Thanksgiving has now passed and Christmas is fast approaching and for the past few weeks I have felt a heaviness of sorrow. It has been approximately 99 days since my sister passed and it is still hard for me to believe that she is gone. I used to be the most emotional person in the world and would cry at the drop of a hat but, I am having a hard time grieving. I want to understand why my sister is gone. I think if I hold back my sorrow, I will wake up from this horrible dream. I have had some moments that I have been laying in bed and wet drops of salty sorrow (tears) fall down the side of my face and roll into my ears when I think about her. Her passing leaves me with an abyss of emptiness.
My sister Elaine just called me on the phone a few minutes ago and she was crying. She was putting up her Christmas tree with all the ornaments and other items for the tree that once belonged to Loretta and it became too emotional for her. She told me that Navier her seven year old grandson saw her crying and came over to her and hugged her and said “Grandma don’t cry; you will see her again when Jesus comes.” What Navier said gave her some comfort but, she was still sad. My sister also asked me if I thought about Loretta; and I do all the time.
I learned a lot of things about my sister Loretta at her memorial service. I knew that my sister was such a giving person but, I never knew the magnitude of her giving and just how far it spread. I learned that she that she made home cooked meals during the holidays and sought out homeless people under bridges and other places throughout the city and fed them hot meals to bring them joy.
My sister always would make that call to me around the end of October or beginning of November to inquire if I had a turkey for Thanksgiving because she had one for me if I had not made my purchase yet. During Christmas she always had a gift under the tree for anyone who entered her home; even strangers.

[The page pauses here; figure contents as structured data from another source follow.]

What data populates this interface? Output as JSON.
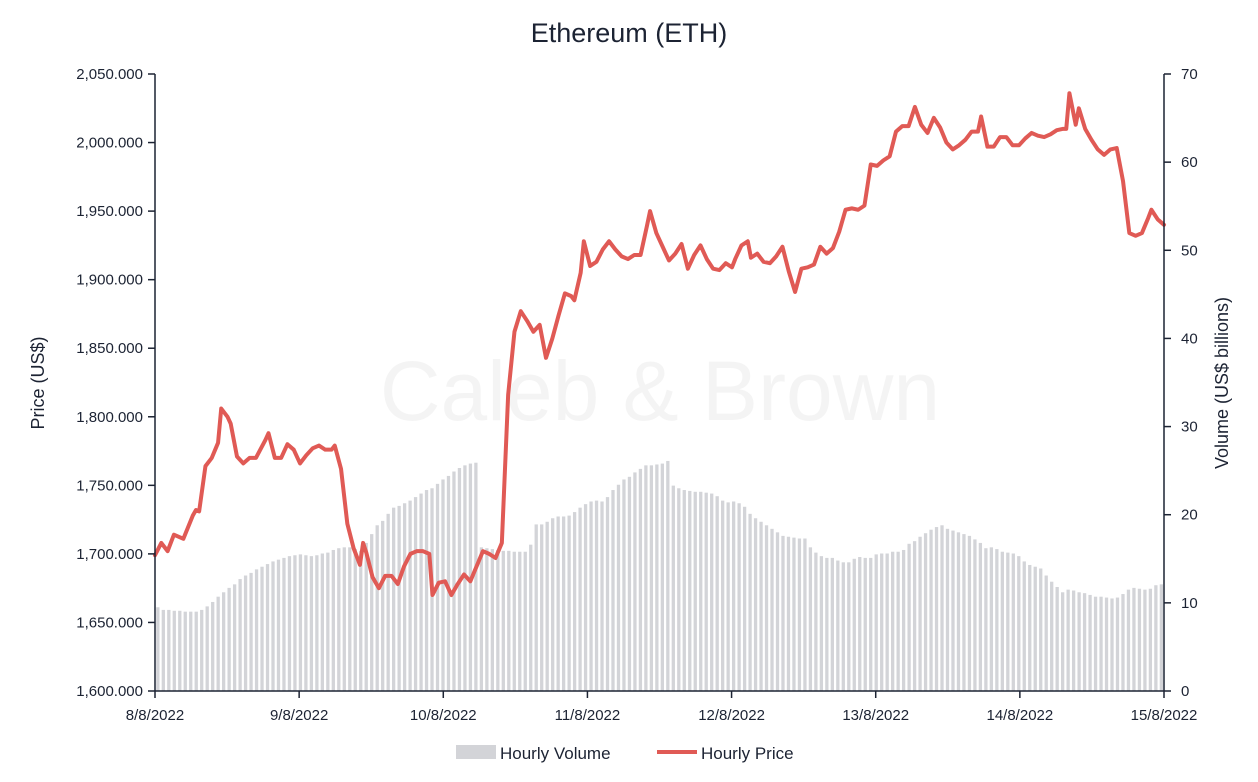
{
  "chart_data": {
    "type": "line",
    "title": "Ethereum (ETH)",
    "watermark": "Caleb & Brown",
    "y_left": {
      "label": "Price (US$)",
      "ylim": [
        1600,
        2050
      ],
      "ticks": [
        1600,
        1650,
        1700,
        1750,
        1800,
        1850,
        1900,
        1950,
        2000,
        2050
      ],
      "tick_labels": [
        "1,600.000",
        "1,650.000",
        "1,700.000",
        "1,750.000",
        "1,800.000",
        "1,850.000",
        "1,900.000",
        "1,950.000",
        "2,000.000",
        "2,050.000"
      ]
    },
    "y_right": {
      "label": "Volume (US$ billions)",
      "ylim": [
        0,
        70
      ],
      "ticks": [
        0,
        10,
        20,
        30,
        40,
        50,
        60,
        70
      ],
      "tick_labels": [
        "0",
        "10",
        "20",
        "30",
        "40",
        "50",
        "60",
        "70"
      ]
    },
    "x_axis": {
      "range": [
        "8/8/2022",
        "15/8/2022"
      ],
      "tick_labels": [
        "8/8/2022",
        "9/8/2022",
        "10/8/2022",
        "11/8/2022",
        "12/8/2022",
        "13/8/2022",
        "14/8/2022",
        "15/8/2022"
      ]
    },
    "legend": {
      "position": "bottom",
      "items": [
        "Hourly Volume",
        "Hourly Price"
      ]
    },
    "colors": {
      "price": "#e05a55",
      "volume": "#d3d4d8",
      "axis": "#1c2333"
    },
    "series": [
      {
        "name": "Hourly Volume",
        "type": "bar",
        "axis": "right",
        "unit": "US$ billions",
        "values": [
          9.5,
          9.2,
          9.2,
          9.1,
          9.1,
          9.0,
          9.0,
          9.0,
          9.2,
          9.6,
          10.1,
          10.7,
          11.2,
          11.7,
          12.1,
          12.7,
          13.1,
          13.4,
          13.8,
          14.1,
          14.4,
          14.7,
          14.9,
          15.1,
          15.3,
          15.4,
          15.5,
          15.4,
          15.3,
          15.4,
          15.6,
          15.7,
          16.0,
          16.2,
          16.3,
          16.3,
          16.1,
          15.9,
          16.8,
          17.8,
          18.8,
          19.3,
          20.1,
          20.8,
          21.0,
          21.3,
          21.6,
          22.0,
          22.4,
          22.8,
          23.0,
          23.5,
          24.0,
          24.4,
          24.9,
          25.3,
          25.6,
          25.8,
          25.9,
          16.3,
          16.2,
          16.1,
          16.0,
          15.9,
          15.9,
          15.8,
          15.8,
          15.8,
          16.6,
          18.9,
          18.9,
          19.2,
          19.6,
          19.8,
          19.8,
          19.9,
          20.3,
          20.8,
          21.2,
          21.5,
          21.6,
          21.5,
          22.0,
          22.8,
          23.4,
          24.0,
          24.3,
          24.8,
          25.2,
          25.6,
          25.6,
          25.7,
          25.8,
          26.1,
          23.3,
          23.0,
          22.8,
          22.7,
          22.6,
          22.6,
          22.5,
          22.4,
          22.1,
          21.6,
          21.4,
          21.5,
          21.3,
          20.9,
          20.1,
          19.6,
          19.2,
          18.8,
          18.4,
          18.0,
          17.6,
          17.5,
          17.4,
          17.3,
          17.3,
          16.3,
          15.7,
          15.3,
          15.1,
          15.1,
          14.8,
          14.6,
          14.6,
          15.0,
          15.2,
          15.1,
          15.1,
          15.5,
          15.6,
          15.6,
          15.8,
          15.8,
          16.0,
          16.7,
          17.0,
          17.5,
          17.9,
          18.3,
          18.6,
          18.8,
          18.4,
          18.2,
          18.0,
          17.8,
          17.6,
          17.2,
          16.8,
          16.2,
          16.3,
          16.1,
          15.8,
          15.7,
          15.6,
          15.3,
          14.7,
          14.3,
          14.1,
          13.9,
          13.1,
          12.4,
          11.8,
          11.2,
          11.5,
          11.4,
          11.2,
          11.1,
          10.9,
          10.7,
          10.7,
          10.6,
          10.5,
          10.6,
          11.0,
          11.5,
          11.7,
          11.6,
          11.5,
          11.6,
          12.0,
          12.1
        ]
      },
      {
        "name": "Hourly Price",
        "type": "line",
        "axis": "left",
        "unit": "US$",
        "values": [
          [
            0,
            1699
          ],
          [
            2,
            1708
          ],
          [
            4,
            1702
          ],
          [
            6,
            1714
          ],
          [
            9,
            1711
          ],
          [
            12,
            1728
          ],
          [
            13,
            1732
          ],
          [
            14,
            1731
          ],
          [
            16,
            1764
          ],
          [
            18,
            1770
          ],
          [
            20,
            1781
          ],
          [
            21,
            1806
          ],
          [
            23,
            1800
          ],
          [
            24,
            1795
          ],
          [
            26,
            1771
          ],
          [
            28,
            1766
          ],
          [
            30,
            1770
          ],
          [
            32,
            1770
          ],
          [
            35,
            1783
          ],
          [
            36,
            1788
          ],
          [
            38,
            1770
          ],
          [
            40,
            1770
          ],
          [
            42,
            1780
          ],
          [
            44,
            1776
          ],
          [
            46,
            1766
          ],
          [
            48,
            1772
          ],
          [
            50,
            1777
          ],
          [
            52,
            1779
          ],
          [
            54,
            1776
          ],
          [
            56,
            1776
          ],
          [
            57,
            1779
          ],
          [
            59,
            1762
          ],
          [
            61,
            1722
          ],
          [
            63,
            1704
          ],
          [
            65,
            1692
          ],
          [
            66,
            1708
          ],
          [
            67,
            1701
          ],
          [
            69,
            1683
          ],
          [
            71,
            1675
          ],
          [
            73,
            1684
          ],
          [
            75,
            1684
          ],
          [
            77,
            1678
          ],
          [
            79,
            1691
          ],
          [
            81,
            1700
          ],
          [
            83,
            1702
          ],
          [
            85,
            1702
          ],
          [
            87,
            1700
          ],
          [
            88,
            1670
          ],
          [
            90,
            1679
          ],
          [
            92,
            1680
          ],
          [
            94,
            1670
          ],
          [
            96,
            1678
          ],
          [
            98,
            1685
          ],
          [
            100,
            1680
          ],
          [
            102,
            1691
          ],
          [
            104,
            1702
          ],
          [
            106,
            1700
          ],
          [
            108,
            1697
          ],
          [
            110,
            1708
          ],
          [
            112,
            1816
          ],
          [
            114,
            1862
          ],
          [
            116,
            1877
          ],
          [
            118,
            1870
          ],
          [
            120,
            1862
          ],
          [
            122,
            1867
          ],
          [
            124,
            1843
          ],
          [
            126,
            1857
          ],
          [
            128,
            1874
          ],
          [
            130,
            1890
          ],
          [
            132,
            1888
          ],
          [
            133,
            1885
          ],
          [
            135,
            1905
          ],
          [
            136,
            1928
          ],
          [
            138,
            1910
          ],
          [
            140,
            1913
          ],
          [
            142,
            1922
          ],
          [
            144,
            1928
          ],
          [
            146,
            1922
          ],
          [
            148,
            1917
          ],
          [
            150,
            1915
          ],
          [
            152,
            1918
          ],
          [
            154,
            1918
          ],
          [
            156,
            1939
          ],
          [
            157,
            1950
          ],
          [
            159,
            1934
          ],
          [
            161,
            1924
          ],
          [
            163,
            1914
          ],
          [
            165,
            1919
          ],
          [
            167,
            1926
          ],
          [
            169,
            1908
          ],
          [
            171,
            1918
          ],
          [
            173,
            1925
          ],
          [
            175,
            1915
          ],
          [
            177,
            1908
          ],
          [
            179,
            1907
          ],
          [
            181,
            1912
          ],
          [
            183,
            1909
          ],
          [
            184,
            1915
          ],
          [
            186,
            1925
          ],
          [
            188,
            1928
          ],
          [
            189,
            1916
          ],
          [
            191,
            1919
          ],
          [
            193,
            1913
          ],
          [
            195,
            1912
          ],
          [
            197,
            1917
          ],
          [
            199,
            1924
          ],
          [
            201,
            1906
          ],
          [
            203,
            1891
          ],
          [
            205,
            1908
          ],
          [
            207,
            1909
          ],
          [
            209,
            1911
          ],
          [
            211,
            1924
          ],
          [
            213,
            1919
          ],
          [
            215,
            1923
          ],
          [
            217,
            1935
          ],
          [
            219,
            1951
          ],
          [
            221,
            1952
          ],
          [
            223,
            1951
          ],
          [
            225,
            1954
          ],
          [
            227,
            1984
          ],
          [
            229,
            1983
          ],
          [
            231,
            1987
          ],
          [
            233,
            1990
          ],
          [
            235,
            2008
          ],
          [
            237,
            2012
          ],
          [
            239,
            2012
          ],
          [
            241,
            2026
          ],
          [
            243,
            2013
          ],
          [
            245,
            2007
          ],
          [
            247,
            2018
          ],
          [
            249,
            2011
          ],
          [
            251,
            2000
          ],
          [
            253,
            1995
          ],
          [
            255,
            1998
          ],
          [
            257,
            2002
          ],
          [
            259,
            2008
          ],
          [
            261,
            2008
          ],
          [
            262,
            2019
          ],
          [
            264,
            1997
          ],
          [
            266,
            1997
          ],
          [
            268,
            2004
          ],
          [
            270,
            2004
          ],
          [
            272,
            1998
          ],
          [
            274,
            1998
          ],
          [
            276,
            2003
          ],
          [
            278,
            2007
          ],
          [
            280,
            2005
          ],
          [
            282,
            2004
          ],
          [
            284,
            2006
          ],
          [
            286,
            2009
          ],
          [
            288,
            2010
          ],
          [
            289,
            2010
          ],
          [
            290,
            2036
          ],
          [
            292,
            2013
          ],
          [
            293,
            2025
          ],
          [
            295,
            2010
          ],
          [
            297,
            2002
          ],
          [
            299,
            1995
          ],
          [
            301,
            1991
          ],
          [
            303,
            1995
          ],
          [
            305,
            1996
          ],
          [
            307,
            1972
          ],
          [
            309,
            1934
          ],
          [
            311,
            1932
          ],
          [
            313,
            1934
          ],
          [
            315,
            1945
          ],
          [
            316,
            1951
          ],
          [
            318,
            1944
          ],
          [
            320,
            1940
          ]
        ]
      }
    ]
  }
}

Her untimely passing has made me have lots of regrets. I regret that I did not spend more time with her. I took for granted that she was always a phone call away. I must admit that during the holidays, I would spend time with my husband’s family and would catch up with my family after the fact. This year, I changed that. I love my family and I decided this year that I would not spend my Thanksgiving and the Sabbath following Thanksgiving without them. We had so much fun. Every year for the past four years Mario’s family has met at Great Wolf Lodge in Sandusky for Thanksgiving and it was so nice for my family to be there. Now everyone could not attend, but it is our family goal to become part of that tradition.

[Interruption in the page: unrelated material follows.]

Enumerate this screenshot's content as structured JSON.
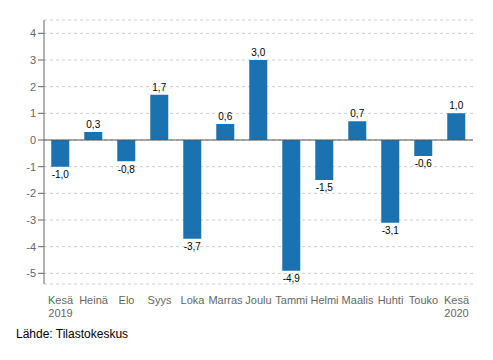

On this past Sabbath after Thanksgiving, I had a big dinner for my family and we had a ball. Yes, there were moments when I reflected on my sister wishing she could be there but, everything happens for a reason. Her passing has made draw closer to my family. I have made contact with my other sisters and my mother every night since her passing. It might just be an “I am thinking of you”, a “Good Night”, I Love you” or, for Elaine and Hope, it is often just a smiley face by text. I also speak to my brother who lives in Louisiana more often. I can now admit that getting married and starting my own family made me often put my family on the back burner. Now while it was not intentional, it happened. I lost time with my family that can never be replaced and I lost a sister who I am now wishing I could still talk to. I have vowed to get closer and stay closer.

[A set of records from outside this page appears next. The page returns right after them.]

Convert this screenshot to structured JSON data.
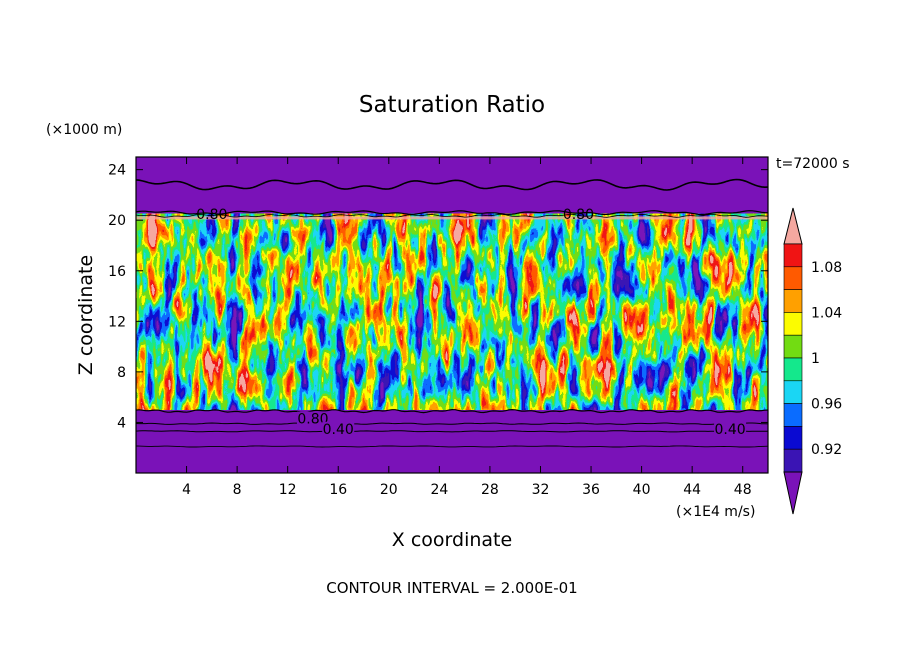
{
  "chart_data": {
    "type": "heatmap",
    "title": "Saturation Ratio",
    "xlabel": "X coordinate",
    "ylabel": "Z coordinate",
    "x_unit": "(×1E4 m/s)",
    "y_unit": "(×1000 m)",
    "time_label": "t=72000 s",
    "footer": "CONTOUR INTERVAL = 2.000E-01",
    "xlim": [
      0,
      50
    ],
    "ylim": [
      0,
      25
    ],
    "x_ticks": [
      "4",
      "8",
      "12",
      "16",
      "20",
      "24",
      "28",
      "32",
      "36",
      "40",
      "44",
      "48"
    ],
    "y_ticks": [
      "4",
      "8",
      "12",
      "16",
      "20",
      "24"
    ],
    "colorbar": {
      "labels": [
        "1.08",
        "1.04",
        "1",
        "0.96",
        "0.92"
      ],
      "bins": [
        {
          "min": null,
          "max": 0.9,
          "color": "#7a12b8"
        },
        {
          "min": 0.9,
          "max": 0.92,
          "color": "#3a14b4"
        },
        {
          "min": 0.92,
          "max": 0.94,
          "color": "#0a0ad2"
        },
        {
          "min": 0.94,
          "max": 0.96,
          "color": "#0a6cff"
        },
        {
          "min": 0.96,
          "max": 0.98,
          "color": "#1ad6f4"
        },
        {
          "min": 0.98,
          "max": 1.0,
          "color": "#14e88c"
        },
        {
          "min": 1.0,
          "max": 1.02,
          "color": "#72dc12"
        },
        {
          "min": 1.02,
          "max": 1.04,
          "color": "#fcfc00"
        },
        {
          "min": 1.04,
          "max": 1.06,
          "color": "#ffa000"
        },
        {
          "min": 1.06,
          "max": 1.08,
          "color": "#ff5a00"
        },
        {
          "min": 1.08,
          "max": 1.1,
          "color": "#f01414"
        },
        {
          "min": 1.1,
          "max": null,
          "color": "#f5a8a0"
        }
      ]
    },
    "contour_labels": [
      {
        "text": "0.80",
        "x": 6,
        "z": 20.5
      },
      {
        "text": "0.80",
        "x": 35,
        "z": 20.5
      },
      {
        "text": "0.80",
        "x": 14,
        "z": 4.3
      },
      {
        "text": "0.40",
        "x": 16,
        "z": 3.5
      },
      {
        "text": "0.40",
        "x": 47,
        "z": 3.5
      }
    ],
    "regions": [
      {
        "zmin": 0,
        "zmax": 5,
        "description": "subsaturated, below 0.9"
      },
      {
        "zmin": 5,
        "zmax": 20.5,
        "description": "turbulent field ranging 0.9–1.1"
      },
      {
        "zmin": 20.5,
        "zmax": 25,
        "description": "subsaturated, below 0.9"
      }
    ]
  }
}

The last four weeks of my sister’s life I let her know that I loved her and I apologized to her for anything that I did that may have hurt her and I let her know I was dorry for the lost time. Even down to the last minutes and seconds of her life, I whispered in her ear that I loved her with all my heart.
Why am I sharing all this? All families have drama. We all do and say things that we regret but, do not allow the dynamics of drama to take away your focus on the family. When I think of a scripture that reflects just how much we should value time, I think of James 4:14 in a few different versions:
Whereas ye know not what shall be on the morrow. For what is your life? It is even a vapour that appeareth for a little time, and then vanisheth away. (King James Version)
The reality is you have no idea where your life will take you tomorrow. You are like a mist that appears one moment and then vanishes another. (The Voice Version)
You don’t know what will happen tomorrow. Your life is like a fog. You can see it for a short time, but then it goes away. (Easy to Read Version)
James 13-15 And now I have a word for you who brashly announce, “Today—at the latest, tomorrow—we’re off to such and such a city for the year. We’re going to start a business and make a lot of money.” You don’t know the first thing about tomorrow. You’re nothing but a wisp of fog, catching a brief bit of sun before disappearing. Instead, make it a habit to say, “If the Master wills it and we’re still alive, we’ll do this or that.” (The Message Version)
Just remember that tomorrow is not a given; it is nothig but a hope!! Tragedy can come in a moment’s notice, at the blink of an eye. Don’t miss your opportunity to say I love you, I am sorry or I was just thinking about you and wanted you to know it. Take the opportunity today, because tomorrow is not promised.
Missing my big sister with all my heart!